XML 12 R17.htm IDEA: XBRL DOCUMENT v2.4.0.8
Income Taxes
9 Months Ended
Sep. 30, 2013
Income Tax Disclosure [Abstract]  
Income Taxes
Income Taxes

The Company’s effective income tax rate, including discrete items, was 29.6% and 39.4% for the nine months ended September 30, 2013 and 2012, respectively. The effective income tax rate is based upon estimated income for the year, the estimated composition of the income in different jurisdictions and discrete adjustments, if any, in the applicable quarterly periods, including retroactive changes in tax legislation, settlements of tax audits or assessments, the resolution or identification of tax position uncertainties, and acquisitions of other companies.

During the third quarter of 2013, the Company completed an analysis of its domestic production activities deduction, which resulted in a net tax benefit of $16.5 million for the period from January 1, 2010 through September 30, 2013. The Company also recorded a discrete item during the nine months ended September 30, 2013 related to the reinstatement of the federal research and development credit at the beginning of 2013, which was retroactive to 2012.
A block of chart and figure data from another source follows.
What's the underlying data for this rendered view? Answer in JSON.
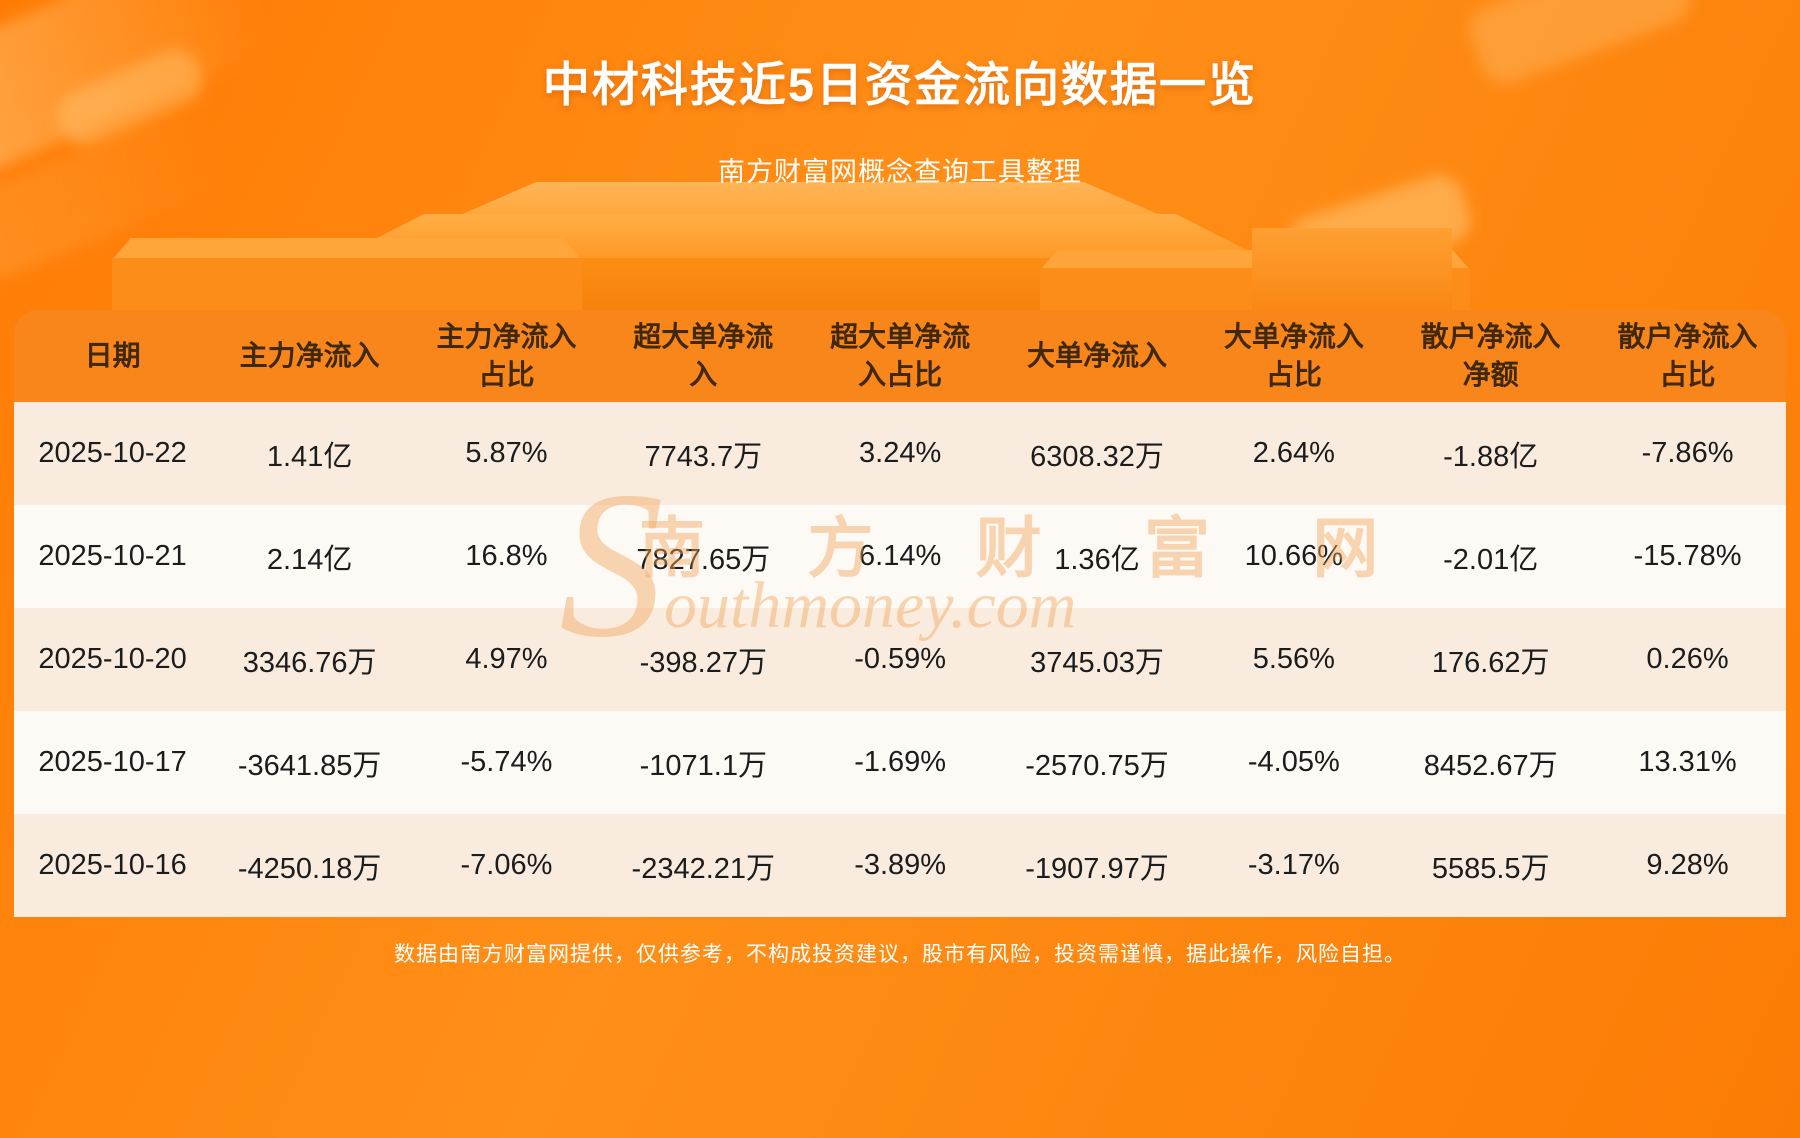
{
  "page": {
    "title": "中材科技近5日资金流向数据一览",
    "subtitle": "南方财富网概念查询工具整理",
    "footer": "数据由南方财富网提供，仅供参考，不构成投资建议，股市有风险，投资需谨慎，据此操作，风险自担。"
  },
  "watermark": {
    "initial": "S",
    "cn": "南 方 财 富 网",
    "en": "outhmoney.com"
  },
  "colors": {
    "background_orange": "#ff8310",
    "header_bg": "#f9861b",
    "header_text": "#40280a",
    "row_odd_bg": "#f9ecdf",
    "row_even_bg": "#fdf9f4",
    "row_text": "#1c1c1c",
    "title_text": "#ffffff"
  },
  "chart_data": {
    "type": "table",
    "title": "中材科技近5日资金流向数据一览",
    "columns": [
      "日期",
      "主力净流入",
      "主力净流入占比",
      "超大单净流入",
      "超大单净流入占比",
      "大单净流入",
      "大单净流入占比",
      "散户净流入净额",
      "散户净流入占比"
    ],
    "rows": [
      [
        "2025-10-22",
        "1.41亿",
        "5.87%",
        "7743.7万",
        "3.24%",
        "6308.32万",
        "2.64%",
        "-1.88亿",
        "-7.86%"
      ],
      [
        "2025-10-21",
        "2.14亿",
        "16.8%",
        "7827.65万",
        "6.14%",
        "1.36亿",
        "10.66%",
        "-2.01亿",
        "-15.78%"
      ],
      [
        "2025-10-20",
        "3346.76万",
        "4.97%",
        "-398.27万",
        "-0.59%",
        "3745.03万",
        "5.56%",
        "176.62万",
        "0.26%"
      ],
      [
        "2025-10-17",
        "-3641.85万",
        "-5.74%",
        "-1071.1万",
        "-1.69%",
        "-2570.75万",
        "-4.05%",
        "8452.67万",
        "13.31%"
      ],
      [
        "2025-10-16",
        "-4250.18万",
        "-7.06%",
        "-2342.21万",
        "-3.89%",
        "-1907.97万",
        "-3.17%",
        "5585.5万",
        "9.28%"
      ]
    ]
  }
}
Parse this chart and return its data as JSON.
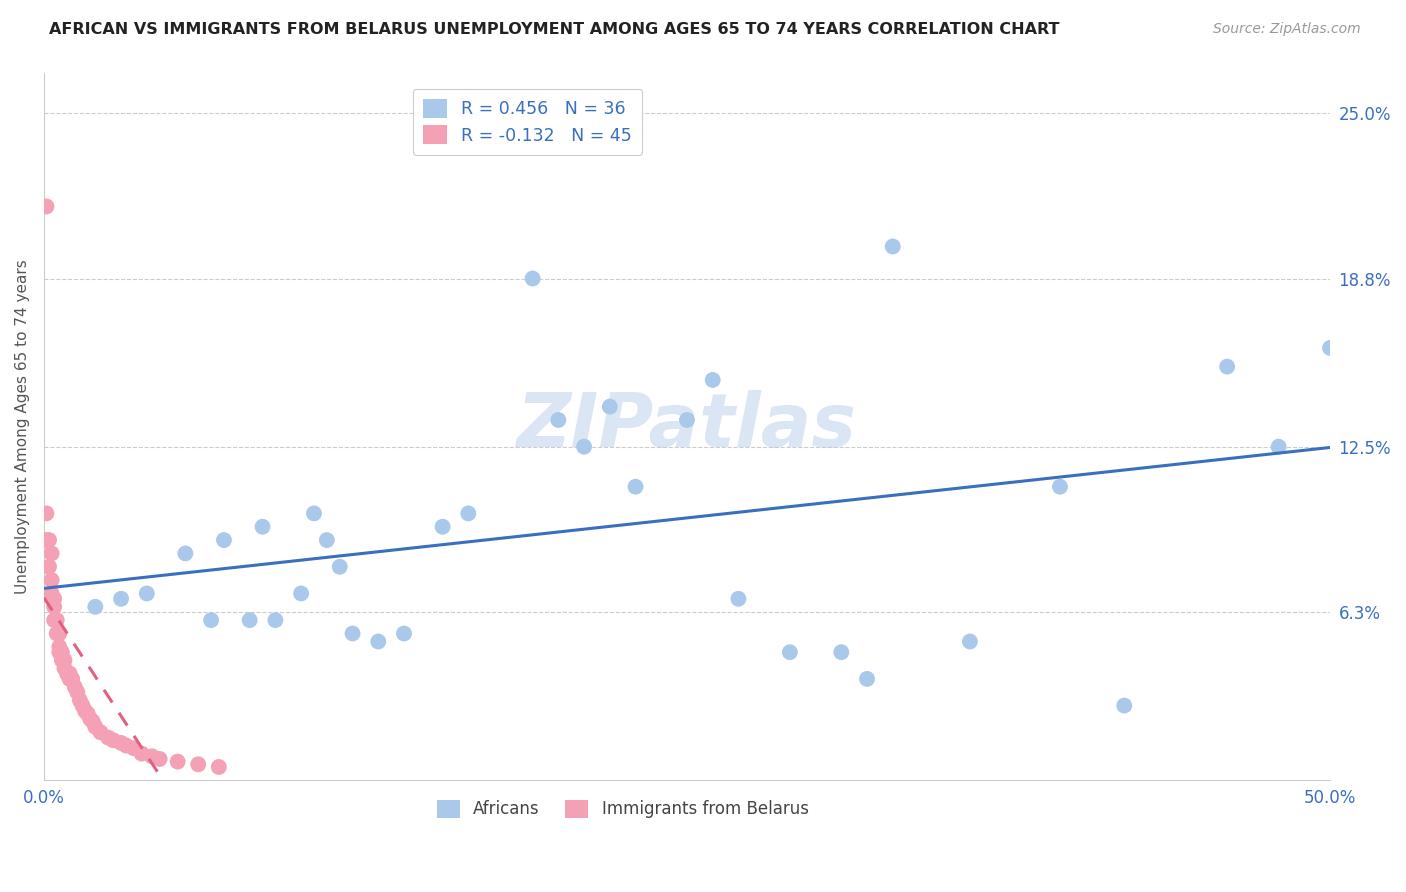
{
  "title": "AFRICAN VS IMMIGRANTS FROM BELARUS UNEMPLOYMENT AMONG AGES 65 TO 74 YEARS CORRELATION CHART",
  "source": "Source: ZipAtlas.com",
  "ylabel": "Unemployment Among Ages 65 to 74 years",
  "xlim": [
    0.0,
    0.5
  ],
  "ylim": [
    0.0,
    0.265
  ],
  "xtick_positions": [
    0.0,
    0.1,
    0.2,
    0.3,
    0.4,
    0.5
  ],
  "xticklabels": [
    "0.0%",
    "",
    "",
    "",
    "",
    "50.0%"
  ],
  "ytick_vals_right": [
    0.25,
    0.188,
    0.125,
    0.063
  ],
  "ytick_labels_right": [
    "25.0%",
    "18.8%",
    "12.5%",
    "6.3%"
  ],
  "legend_entries": [
    {
      "label": "R = 0.456   N = 36",
      "color": "#aac8ea"
    },
    {
      "label": "R = -0.132   N = 45",
      "color": "#f4a0b5"
    }
  ],
  "legend_labels": [
    "Africans",
    "Immigrants from Belarus"
  ],
  "africans_color": "#aac8ea",
  "belarus_color": "#f4a0b5",
  "trendline_africans_color": "#3a6fc0",
  "trendline_belarus_color": "#e06080",
  "watermark": "ZIPatlas",
  "africans_x": [
    0.02,
    0.03,
    0.04,
    0.055,
    0.065,
    0.07,
    0.08,
    0.085,
    0.09,
    0.1,
    0.105,
    0.11,
    0.115,
    0.12,
    0.13,
    0.14,
    0.155,
    0.165,
    0.19,
    0.2,
    0.21,
    0.22,
    0.23,
    0.25,
    0.26,
    0.27,
    0.29,
    0.31,
    0.32,
    0.33,
    0.36,
    0.395,
    0.42,
    0.46,
    0.48,
    0.5
  ],
  "africans_y": [
    0.065,
    0.068,
    0.07,
    0.085,
    0.06,
    0.09,
    0.06,
    0.095,
    0.06,
    0.07,
    0.1,
    0.09,
    0.08,
    0.055,
    0.052,
    0.055,
    0.095,
    0.1,
    0.188,
    0.135,
    0.125,
    0.14,
    0.11,
    0.135,
    0.15,
    0.068,
    0.048,
    0.048,
    0.038,
    0.2,
    0.052,
    0.11,
    0.028,
    0.155,
    0.125,
    0.162
  ],
  "belarus_x": [
    0.001,
    0.001,
    0.001,
    0.002,
    0.002,
    0.003,
    0.003,
    0.003,
    0.004,
    0.004,
    0.004,
    0.005,
    0.005,
    0.006,
    0.006,
    0.006,
    0.007,
    0.007,
    0.008,
    0.008,
    0.009,
    0.01,
    0.01,
    0.011,
    0.012,
    0.013,
    0.014,
    0.015,
    0.016,
    0.017,
    0.018,
    0.019,
    0.02,
    0.022,
    0.025,
    0.027,
    0.03,
    0.032,
    0.035,
    0.038,
    0.042,
    0.045,
    0.052,
    0.06,
    0.068
  ],
  "belarus_y": [
    0.215,
    0.1,
    0.09,
    0.09,
    0.08,
    0.085,
    0.075,
    0.07,
    0.068,
    0.065,
    0.06,
    0.06,
    0.055,
    0.055,
    0.05,
    0.048,
    0.048,
    0.045,
    0.045,
    0.042,
    0.04,
    0.04,
    0.038,
    0.038,
    0.035,
    0.033,
    0.03,
    0.028,
    0.026,
    0.025,
    0.023,
    0.022,
    0.02,
    0.018,
    0.016,
    0.015,
    0.014,
    0.013,
    0.012,
    0.01,
    0.009,
    0.008,
    0.007,
    0.006,
    0.005
  ],
  "belarus_trendline_x_end": 0.5
}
For the nine months ended September 30, 2013, the effective income tax rate was lower than the federal statutory tax rate mainly due to the domestic production activities deduction, the composition of income in foreign jurisdictions that is taxed at lower rates compared to the statutory tax rates in the United States, as well as the reinstatement of the federal research and development credit during 2013.  For the nine months ended September 30, 2012, the effective income tax rate was higher than the federal statutory tax rate mainly due to the effects of accounting for stock-based compensation in accordance with the authoritative guidance for share-based payments and state income tax expense.

During 2012, the Company corrected immaterial errors in its reported income tax expense attributable to prior fiscal periods. During the nine months ended September 30, 2013, the Company concluded the review that gave rise to the corrections and recorded an additional $1.4 million of income tax expense.